After spending a day in Sedisfjordur taking in the sights and going for a run, we continued our trek south. We were able to make it back to the city of Egilstadir without much difficulty, but traffic going south on the ring road was in short supply. We kept optimistic and a few hours later we were comfortably seated in a farmer's SUV zipping along the countryside. Our driver was a retired engineer who decided to buy a 47 square kilometer farm with about 500 sheep and spend his later years tending to his newly aquired flock. He invited us to see the farm and spend the night, his wife was in the US visiting their new grand children and he said he would love some company. We happily accepted his offer and we were given the grand tour and helped him feed a lamb who's mother had died that morning. The farmer had a knack for architecture and had redone much of the farm to be a beautiful estate. After a meal of my first pork in a few years, we headed to bed. The following morning after breakfast we set out again on a small gravel road to Hofn. In almost no time a car pulled over and let us in, two doctors who work bringing better healthcare to developing nations. The husband was an advid bird watcher, stopping the car regularly to peer through binoculars trying to spot one of the three nesting birds of Iceland he has not yet seen. Unluckily for him a bank of fog rolled in, obscuring most of the countryside and birdlife. After being dropped in Hofn and settling in at the hostel, we headed for the pool before dinner and bed. At the market we saw a small container of what looked like fish marked Hakarl, the famed putrid shark meal typical to Iceland. After making our purchase we excitely prepared other foods to rid ourselves of the taste in the event that it really was as bad as it sounded and tried some. Much to our disgust, it was one of the worst gustatory experiences of our life, a mix of rubbery, fishy and chemical taste that was most resistant to our other palate cleansers. Once that was checked off our list we cooked some not rotten food and settled in to bed.

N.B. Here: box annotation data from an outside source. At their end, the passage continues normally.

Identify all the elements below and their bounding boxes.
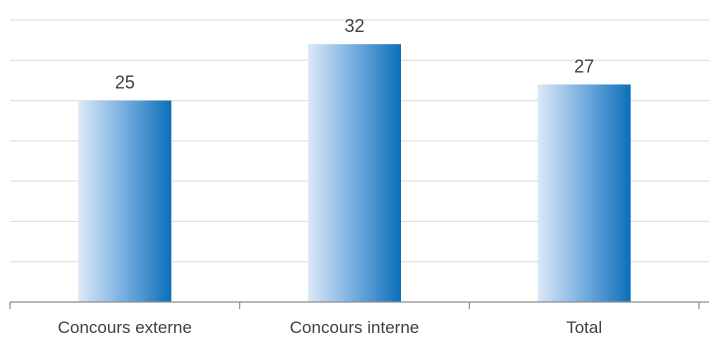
x-tick-label: Total — [566, 318, 602, 337]
data-label: 25 — [115, 73, 135, 93]
data-labels: 25 32 27 — [115, 16, 594, 92]
x-axis — [9, 301, 709, 309]
bar — [78, 100, 172, 302]
data-label: 32 — [344, 16, 364, 36]
x-tick-labels: Concours externe Concours interne Total — [58, 318, 602, 337]
x-tick-label: Concours externe — [58, 318, 192, 337]
data-label: 27 — [574, 56, 594, 76]
bar — [537, 84, 631, 302]
bar — [308, 44, 401, 303]
bars — [78, 44, 631, 303]
x-tick-label: Concours interne — [290, 318, 419, 337]
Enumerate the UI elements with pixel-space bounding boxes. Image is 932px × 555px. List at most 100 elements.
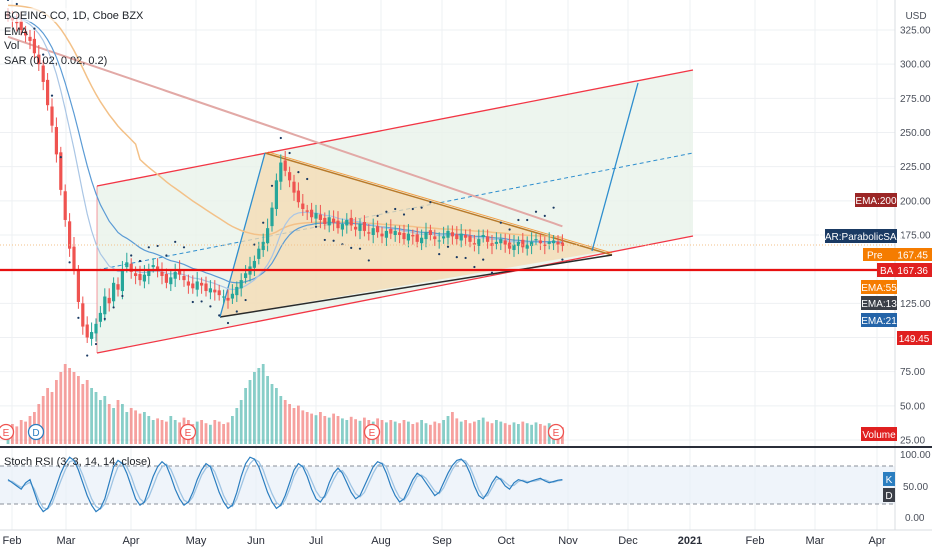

The following morning we continued along the ring road towards Skaftafell, the glacier national park. We were picked up by a british couple in an old Landrover and when we asked to be dropped at the end of a mountain track heading to a place to go snowmobiling on the glacier, they insisted to use their rental car to its full potential, so up we went, zigzagging up the mountain side to the largest non-polar glacier in the world. At the top the couple decided to join us for the trip and soon we were zipping across the snow, first with Chelsea driving then after a photo break, I took over, pushing the machine to its limits, a nice 75kmph. In the back, I heard Chelsea laughing, or so I thought, when we were done, she told me she was instead yelling for me to slow down, whoops!
After an exciting trip back down the mountain we made it to Skaftafell just in time to cook some pasta and head to bed.